To create a new bucket for deployment artifacts, run `create-bucket.sh`.

    $ ./create-bucket.sh
    make_bucket: lambda-artifacts-a1b2c3d4e5e6

### Deploy

To deploy the application, run `deploy.sh`.

    $ ./deploy.sh
    BUILD SUCCESSFUL in 1s
    Successfully packaged artifacts and wrote output template to file out.yml.
    Waiting for changeset to be created..
    Successfully created/updated stack - translate-captions-stack

This script uses AWS CloudFormation to deploy the Lambda functions and an IAM role.

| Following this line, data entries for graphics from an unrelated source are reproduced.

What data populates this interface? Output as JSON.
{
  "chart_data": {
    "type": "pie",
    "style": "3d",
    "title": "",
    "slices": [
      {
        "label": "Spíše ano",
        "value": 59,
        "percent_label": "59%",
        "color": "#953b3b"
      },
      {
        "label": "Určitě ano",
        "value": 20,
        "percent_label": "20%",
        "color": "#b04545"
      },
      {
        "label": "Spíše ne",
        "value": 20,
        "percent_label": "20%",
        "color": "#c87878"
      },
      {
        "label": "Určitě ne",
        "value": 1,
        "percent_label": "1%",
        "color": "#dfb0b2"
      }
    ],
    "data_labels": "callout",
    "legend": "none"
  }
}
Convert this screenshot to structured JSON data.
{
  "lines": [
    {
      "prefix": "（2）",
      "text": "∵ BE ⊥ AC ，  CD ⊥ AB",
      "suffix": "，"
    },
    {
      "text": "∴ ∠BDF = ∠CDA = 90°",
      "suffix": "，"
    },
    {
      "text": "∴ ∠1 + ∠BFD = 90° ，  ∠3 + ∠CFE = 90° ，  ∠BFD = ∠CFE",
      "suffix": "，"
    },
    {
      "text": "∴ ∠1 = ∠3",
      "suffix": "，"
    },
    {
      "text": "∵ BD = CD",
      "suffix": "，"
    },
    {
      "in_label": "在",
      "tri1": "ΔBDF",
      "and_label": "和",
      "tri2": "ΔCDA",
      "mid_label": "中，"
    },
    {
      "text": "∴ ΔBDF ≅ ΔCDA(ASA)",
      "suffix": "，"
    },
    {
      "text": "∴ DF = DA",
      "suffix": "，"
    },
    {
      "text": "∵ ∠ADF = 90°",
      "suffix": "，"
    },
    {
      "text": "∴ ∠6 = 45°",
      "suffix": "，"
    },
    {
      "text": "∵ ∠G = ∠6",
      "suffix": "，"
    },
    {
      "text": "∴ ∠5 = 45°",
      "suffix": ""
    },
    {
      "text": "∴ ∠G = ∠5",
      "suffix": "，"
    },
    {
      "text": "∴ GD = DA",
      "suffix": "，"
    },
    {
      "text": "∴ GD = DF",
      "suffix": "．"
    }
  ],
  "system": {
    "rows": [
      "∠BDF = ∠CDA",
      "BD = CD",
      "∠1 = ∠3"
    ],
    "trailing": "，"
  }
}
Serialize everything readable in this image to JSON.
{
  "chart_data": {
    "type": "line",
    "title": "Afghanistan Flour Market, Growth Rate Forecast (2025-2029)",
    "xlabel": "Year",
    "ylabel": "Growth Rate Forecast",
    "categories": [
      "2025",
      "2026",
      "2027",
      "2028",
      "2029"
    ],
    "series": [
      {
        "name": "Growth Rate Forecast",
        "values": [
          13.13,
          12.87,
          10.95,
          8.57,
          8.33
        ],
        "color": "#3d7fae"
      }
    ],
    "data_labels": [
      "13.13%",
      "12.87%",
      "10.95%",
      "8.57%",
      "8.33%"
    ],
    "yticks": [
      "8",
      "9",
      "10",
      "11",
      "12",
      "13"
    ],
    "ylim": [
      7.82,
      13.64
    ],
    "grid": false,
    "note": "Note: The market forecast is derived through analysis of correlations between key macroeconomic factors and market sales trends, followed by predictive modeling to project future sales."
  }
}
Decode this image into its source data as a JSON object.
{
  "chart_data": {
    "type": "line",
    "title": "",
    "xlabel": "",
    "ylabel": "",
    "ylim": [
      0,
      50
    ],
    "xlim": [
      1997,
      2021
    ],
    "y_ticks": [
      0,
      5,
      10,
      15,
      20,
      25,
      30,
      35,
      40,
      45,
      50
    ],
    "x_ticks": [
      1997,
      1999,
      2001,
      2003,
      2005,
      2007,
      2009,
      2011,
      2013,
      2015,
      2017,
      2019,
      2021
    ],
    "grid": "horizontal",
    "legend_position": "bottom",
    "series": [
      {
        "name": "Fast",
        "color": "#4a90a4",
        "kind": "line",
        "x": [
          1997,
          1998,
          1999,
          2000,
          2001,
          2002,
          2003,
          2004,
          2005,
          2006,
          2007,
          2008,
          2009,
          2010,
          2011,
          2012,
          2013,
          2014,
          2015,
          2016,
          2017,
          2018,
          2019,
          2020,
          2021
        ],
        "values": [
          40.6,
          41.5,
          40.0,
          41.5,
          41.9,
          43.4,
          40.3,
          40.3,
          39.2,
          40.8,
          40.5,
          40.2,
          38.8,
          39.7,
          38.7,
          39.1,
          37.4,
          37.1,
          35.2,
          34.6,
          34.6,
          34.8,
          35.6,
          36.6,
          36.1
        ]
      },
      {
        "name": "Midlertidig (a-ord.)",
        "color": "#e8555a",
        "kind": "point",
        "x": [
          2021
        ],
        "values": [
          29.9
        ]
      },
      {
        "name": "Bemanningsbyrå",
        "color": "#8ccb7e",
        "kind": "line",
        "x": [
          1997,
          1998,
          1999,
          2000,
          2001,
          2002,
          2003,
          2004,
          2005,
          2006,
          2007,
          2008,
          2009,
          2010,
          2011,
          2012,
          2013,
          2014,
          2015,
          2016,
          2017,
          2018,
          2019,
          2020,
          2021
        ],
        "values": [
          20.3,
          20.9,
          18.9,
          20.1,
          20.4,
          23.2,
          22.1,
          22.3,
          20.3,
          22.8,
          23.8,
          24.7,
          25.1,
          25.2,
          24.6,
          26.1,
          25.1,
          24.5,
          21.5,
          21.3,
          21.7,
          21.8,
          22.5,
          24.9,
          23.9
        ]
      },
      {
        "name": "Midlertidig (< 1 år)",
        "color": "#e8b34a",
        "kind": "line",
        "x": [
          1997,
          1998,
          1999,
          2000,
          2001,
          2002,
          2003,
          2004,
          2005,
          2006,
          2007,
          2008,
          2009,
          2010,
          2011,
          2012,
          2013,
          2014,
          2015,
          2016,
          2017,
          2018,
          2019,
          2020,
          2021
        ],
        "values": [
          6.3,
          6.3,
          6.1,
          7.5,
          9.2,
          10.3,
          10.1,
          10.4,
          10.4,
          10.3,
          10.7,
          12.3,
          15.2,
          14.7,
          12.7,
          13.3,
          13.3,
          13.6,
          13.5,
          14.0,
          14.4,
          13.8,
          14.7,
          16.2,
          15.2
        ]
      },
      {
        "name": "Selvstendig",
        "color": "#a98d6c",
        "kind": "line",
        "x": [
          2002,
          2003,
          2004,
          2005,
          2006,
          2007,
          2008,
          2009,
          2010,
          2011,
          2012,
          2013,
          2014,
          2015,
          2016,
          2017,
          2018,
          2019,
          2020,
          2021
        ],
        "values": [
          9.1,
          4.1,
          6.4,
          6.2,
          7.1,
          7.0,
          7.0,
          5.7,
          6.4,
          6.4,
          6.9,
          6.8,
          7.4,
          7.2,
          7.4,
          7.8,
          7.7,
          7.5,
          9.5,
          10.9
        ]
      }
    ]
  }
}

If the AWS CloudFormation stack that contains the resources already exists, the script updates it with any changes to the template or function code.

## How it works
* Deploy the stack  with required parameters (`SourceLanguageCode`, `TargetLanguageCode` and `TriggerFileName`)
* Upload caption files (.VTT, .SRT) in the `input` folder of the created Amazon S3 bucket.
* Upload the 0-byte file with name matching the `TriggerFileName` parameter in the `input` folder
* The solution will trigger and after few minutes , you will see the translated JSON files in `output` folder in the same bucket


### Cleanup

To delete the sample application that you created, use the AWS CLI. Assuming you used your project name for the stack name, you can run the following:

```bash
aws cloudformation delete-stack --stack-name translate-captions-stack
```

## License

This solution is licensed under the MIT-0 License. See the LICENSE file.